Though the coronavirus mutant BA.2, widely known as ‘stealth Omicron,’ is now causing more than a third of new Omicron cases around the world, two new studies are helping to show how well human immunity is defending against this strain. BA.2 has been found in more than 80 countries and all 50 US states. In a recent report, the World Health Organisation (WHO) said BA.2 was dominant in 18 countries and it represented about 36% of sequenced Omicron cases submitted in the most recent week to a publicly available international database where scientists share coronavirus data. That’s up from 19% two weeks earlier.
BA.2 has lots of mutations. It’s been dubbed ‘stealth’ because it lacks a genetic quirk of the original Omicron that allowed health officials to rapidly differentiate it from Delta using a certain PCR test. So while the test can detect a BA.2 infection, it looks like a Delta infection. Initial research suggests BA.2 is more transmissible than the original Omicron — about 30% more contagious by one estimate. But vaccines can protect people from getting sick. Scientists in the UK found that they provide the same level of protection from both types of Omicron.
A bout with the original Omicron also seems to provide “strong protection” against reinfection with BA.2, according to early studies cited by the WHO. But getting BA.2 after infection from the original Omicron strain is possible, says new research out of Denmark. Study authors noted 187 total reinfections, including 47 with BA.2 occurring shortly after a bout the original strain, mostly in young, unvaccinated people with mild disease. They concluded that such reinfections do occur but are rare. Like other early studies on BA.2, this one has been posted online but not reviewed by independent scientists.
“As of now, I don’t think that we need to sound a global alarm. But I do think that we need to pay attention to BA.2 because it does appear to have a growth advantage over BA.1 (the original Omicron variant),” says Dr Dan Barouch, director of the Center for Virology and Vaccine Research at Beth Israel Deaconess Medical Center in Boston. Like the BA.1 strain, BA.2 also has features that help it escape some immunity from vaccines and from most monoclonal antibody treatments, though recent boosters improve personal protection and antiviral pills are still expected to work against this subvariant.
Now new studies are providing some reassurance that while BA.2 may overtake its genetically distant cousin, it won’t likely lead to greater numbers of hospitalisations and deaths. “The situation that we’re seeing on the ground, and I get this from talking to a number of my colleagues who actually do the genomic surveillance, is BA.2 is kind of creeping up in terms of numbers, but it’s not the meteoric rise that we saw with BA.1,” said Angela Rasmussen, a virologist at the Vaccine and Infectious Disease Organisation at the University of Saskatchewan in Canada.

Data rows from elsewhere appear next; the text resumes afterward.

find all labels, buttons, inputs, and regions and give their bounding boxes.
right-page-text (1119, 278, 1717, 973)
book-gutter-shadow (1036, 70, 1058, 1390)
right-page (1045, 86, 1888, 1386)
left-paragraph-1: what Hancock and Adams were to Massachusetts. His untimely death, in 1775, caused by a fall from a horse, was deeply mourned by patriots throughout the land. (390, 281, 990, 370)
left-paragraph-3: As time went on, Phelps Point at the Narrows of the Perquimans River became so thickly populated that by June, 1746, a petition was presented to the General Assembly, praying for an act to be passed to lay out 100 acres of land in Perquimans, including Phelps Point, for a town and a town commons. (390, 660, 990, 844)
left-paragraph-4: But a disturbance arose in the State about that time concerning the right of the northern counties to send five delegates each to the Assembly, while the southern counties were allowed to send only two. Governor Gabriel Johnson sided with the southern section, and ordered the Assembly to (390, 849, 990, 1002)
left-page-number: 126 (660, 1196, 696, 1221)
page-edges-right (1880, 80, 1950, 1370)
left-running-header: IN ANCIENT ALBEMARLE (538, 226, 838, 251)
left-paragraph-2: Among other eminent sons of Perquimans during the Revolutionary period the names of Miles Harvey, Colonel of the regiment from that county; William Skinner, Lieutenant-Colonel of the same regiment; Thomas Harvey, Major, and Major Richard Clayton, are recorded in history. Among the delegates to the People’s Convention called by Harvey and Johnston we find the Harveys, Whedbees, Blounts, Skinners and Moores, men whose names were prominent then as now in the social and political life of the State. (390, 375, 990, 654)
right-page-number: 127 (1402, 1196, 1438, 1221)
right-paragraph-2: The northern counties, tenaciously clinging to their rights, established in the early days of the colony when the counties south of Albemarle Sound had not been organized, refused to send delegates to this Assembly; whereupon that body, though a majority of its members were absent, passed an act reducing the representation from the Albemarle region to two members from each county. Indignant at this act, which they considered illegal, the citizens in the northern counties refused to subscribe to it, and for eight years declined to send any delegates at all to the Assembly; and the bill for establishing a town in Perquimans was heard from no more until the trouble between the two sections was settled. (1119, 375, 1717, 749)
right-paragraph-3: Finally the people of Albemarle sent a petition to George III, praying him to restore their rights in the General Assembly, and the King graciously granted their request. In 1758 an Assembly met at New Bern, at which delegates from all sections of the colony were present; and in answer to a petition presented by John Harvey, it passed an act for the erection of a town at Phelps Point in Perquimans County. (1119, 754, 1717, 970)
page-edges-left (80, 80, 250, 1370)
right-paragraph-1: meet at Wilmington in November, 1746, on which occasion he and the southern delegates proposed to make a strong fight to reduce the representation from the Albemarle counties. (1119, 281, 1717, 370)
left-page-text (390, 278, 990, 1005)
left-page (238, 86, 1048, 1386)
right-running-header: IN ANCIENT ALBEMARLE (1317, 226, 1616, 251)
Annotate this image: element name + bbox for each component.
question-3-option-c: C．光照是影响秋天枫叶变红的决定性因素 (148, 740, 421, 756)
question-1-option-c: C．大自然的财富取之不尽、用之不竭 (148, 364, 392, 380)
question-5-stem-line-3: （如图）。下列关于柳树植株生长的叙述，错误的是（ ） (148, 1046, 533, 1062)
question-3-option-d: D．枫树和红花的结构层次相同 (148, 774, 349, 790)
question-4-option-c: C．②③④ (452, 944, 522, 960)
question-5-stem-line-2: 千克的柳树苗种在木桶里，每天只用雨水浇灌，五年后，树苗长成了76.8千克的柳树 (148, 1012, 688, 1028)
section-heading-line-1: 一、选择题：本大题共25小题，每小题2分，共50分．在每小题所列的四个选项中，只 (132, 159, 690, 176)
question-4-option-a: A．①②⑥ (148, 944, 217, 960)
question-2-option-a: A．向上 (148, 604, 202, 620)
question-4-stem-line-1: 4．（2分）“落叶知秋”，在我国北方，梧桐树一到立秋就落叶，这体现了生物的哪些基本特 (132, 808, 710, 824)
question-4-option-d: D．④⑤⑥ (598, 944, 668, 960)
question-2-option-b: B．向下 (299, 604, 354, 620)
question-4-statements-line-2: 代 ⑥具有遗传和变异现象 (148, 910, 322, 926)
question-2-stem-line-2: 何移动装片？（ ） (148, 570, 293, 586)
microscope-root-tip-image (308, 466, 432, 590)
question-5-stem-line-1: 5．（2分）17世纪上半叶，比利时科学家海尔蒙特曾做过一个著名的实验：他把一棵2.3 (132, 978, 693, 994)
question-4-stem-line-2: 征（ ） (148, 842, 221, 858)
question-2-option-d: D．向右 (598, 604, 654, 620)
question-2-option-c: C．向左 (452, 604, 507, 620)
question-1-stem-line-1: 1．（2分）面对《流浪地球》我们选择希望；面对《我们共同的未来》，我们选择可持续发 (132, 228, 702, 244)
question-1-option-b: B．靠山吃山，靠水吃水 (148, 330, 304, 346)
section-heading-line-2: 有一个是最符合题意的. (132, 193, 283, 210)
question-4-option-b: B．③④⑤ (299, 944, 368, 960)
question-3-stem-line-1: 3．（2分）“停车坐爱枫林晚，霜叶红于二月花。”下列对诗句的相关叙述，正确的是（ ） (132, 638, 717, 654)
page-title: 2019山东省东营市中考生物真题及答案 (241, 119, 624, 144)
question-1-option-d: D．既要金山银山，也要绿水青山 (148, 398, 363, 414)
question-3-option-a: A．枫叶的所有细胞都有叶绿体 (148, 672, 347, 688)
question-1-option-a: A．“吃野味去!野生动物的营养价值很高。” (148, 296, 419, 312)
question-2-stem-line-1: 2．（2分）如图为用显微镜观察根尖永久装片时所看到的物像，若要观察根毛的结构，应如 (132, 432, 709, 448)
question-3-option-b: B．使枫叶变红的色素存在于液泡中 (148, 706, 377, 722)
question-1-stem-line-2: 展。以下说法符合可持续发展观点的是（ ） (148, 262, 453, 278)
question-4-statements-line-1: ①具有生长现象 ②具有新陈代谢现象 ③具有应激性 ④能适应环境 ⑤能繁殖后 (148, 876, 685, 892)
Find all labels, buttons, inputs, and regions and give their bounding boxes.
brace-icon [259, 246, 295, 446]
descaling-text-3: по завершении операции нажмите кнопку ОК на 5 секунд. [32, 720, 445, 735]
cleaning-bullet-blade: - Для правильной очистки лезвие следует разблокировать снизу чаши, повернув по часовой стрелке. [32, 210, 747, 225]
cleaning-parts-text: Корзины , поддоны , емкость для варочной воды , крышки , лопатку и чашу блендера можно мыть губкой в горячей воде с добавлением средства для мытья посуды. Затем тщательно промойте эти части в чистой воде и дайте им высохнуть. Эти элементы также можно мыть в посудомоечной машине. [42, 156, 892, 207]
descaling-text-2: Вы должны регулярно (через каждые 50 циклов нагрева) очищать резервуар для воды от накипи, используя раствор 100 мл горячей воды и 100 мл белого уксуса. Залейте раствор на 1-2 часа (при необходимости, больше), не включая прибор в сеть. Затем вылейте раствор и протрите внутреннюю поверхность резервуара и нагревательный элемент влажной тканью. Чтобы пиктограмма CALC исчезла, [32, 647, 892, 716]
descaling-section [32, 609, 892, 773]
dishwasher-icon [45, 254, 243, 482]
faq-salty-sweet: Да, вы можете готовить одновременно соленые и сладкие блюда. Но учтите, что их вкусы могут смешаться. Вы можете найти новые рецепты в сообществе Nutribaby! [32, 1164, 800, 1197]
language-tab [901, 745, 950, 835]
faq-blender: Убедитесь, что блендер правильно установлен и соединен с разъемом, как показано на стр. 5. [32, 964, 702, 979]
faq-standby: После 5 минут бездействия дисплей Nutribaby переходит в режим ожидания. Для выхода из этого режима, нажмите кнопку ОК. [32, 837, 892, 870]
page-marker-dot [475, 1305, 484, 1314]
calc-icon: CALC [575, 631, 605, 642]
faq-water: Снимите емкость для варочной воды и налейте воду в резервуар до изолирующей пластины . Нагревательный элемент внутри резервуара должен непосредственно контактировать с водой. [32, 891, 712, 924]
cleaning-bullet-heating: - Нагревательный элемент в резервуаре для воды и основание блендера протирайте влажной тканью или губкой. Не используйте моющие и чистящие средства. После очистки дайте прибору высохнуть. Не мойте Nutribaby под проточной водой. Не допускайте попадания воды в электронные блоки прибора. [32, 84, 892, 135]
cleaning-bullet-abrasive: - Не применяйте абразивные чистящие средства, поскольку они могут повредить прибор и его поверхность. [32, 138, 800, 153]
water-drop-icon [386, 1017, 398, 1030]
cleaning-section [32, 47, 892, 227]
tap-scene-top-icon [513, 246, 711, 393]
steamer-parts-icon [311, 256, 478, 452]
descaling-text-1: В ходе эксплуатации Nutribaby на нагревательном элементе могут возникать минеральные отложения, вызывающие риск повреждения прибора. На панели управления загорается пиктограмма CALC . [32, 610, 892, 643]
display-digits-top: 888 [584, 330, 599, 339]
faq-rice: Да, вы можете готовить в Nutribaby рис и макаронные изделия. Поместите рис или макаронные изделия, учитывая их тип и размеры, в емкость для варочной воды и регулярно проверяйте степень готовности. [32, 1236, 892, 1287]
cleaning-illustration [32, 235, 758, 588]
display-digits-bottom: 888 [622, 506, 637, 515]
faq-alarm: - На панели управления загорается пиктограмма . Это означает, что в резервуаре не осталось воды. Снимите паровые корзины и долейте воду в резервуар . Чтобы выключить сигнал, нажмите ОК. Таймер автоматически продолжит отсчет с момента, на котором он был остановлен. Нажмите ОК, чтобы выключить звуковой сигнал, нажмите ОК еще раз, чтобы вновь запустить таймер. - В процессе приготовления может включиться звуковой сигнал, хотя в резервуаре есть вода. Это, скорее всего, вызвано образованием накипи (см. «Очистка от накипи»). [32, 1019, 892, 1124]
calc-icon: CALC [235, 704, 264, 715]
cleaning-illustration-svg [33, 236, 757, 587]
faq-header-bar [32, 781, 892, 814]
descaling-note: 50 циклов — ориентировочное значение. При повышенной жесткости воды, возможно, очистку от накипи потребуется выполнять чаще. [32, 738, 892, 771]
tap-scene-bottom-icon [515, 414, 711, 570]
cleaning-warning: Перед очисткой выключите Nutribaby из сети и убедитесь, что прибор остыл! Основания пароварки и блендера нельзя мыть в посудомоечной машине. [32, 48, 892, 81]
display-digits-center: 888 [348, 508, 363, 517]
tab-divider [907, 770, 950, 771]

That’s because in many countries like the US, the UK, and Denmark, BA.2 has hit speed bumps left in its wake by BA.1, which was already very contagious. “It’s so soon after that initial BA.1 peak that you have a lot of people who were either vaccinated or boosted ... [or] got Omicron, and so right now all of those people will have relatively high titers of antibodies, neutralising antibodies that will protect against infection,” Rasmussen says.
The new studies are preprints, which means they were posted to an online library of medical research before being reviewed by outside experts and published in medical journals. It’s difficult for researchers to predict how much BA.2 will change caseloads because it is spreading in communities with varying levels of protection from vaccines and prior infections. The relief is that some experts believe BA.2 is unlikely to spark new surges but may slow Covid declines in some places.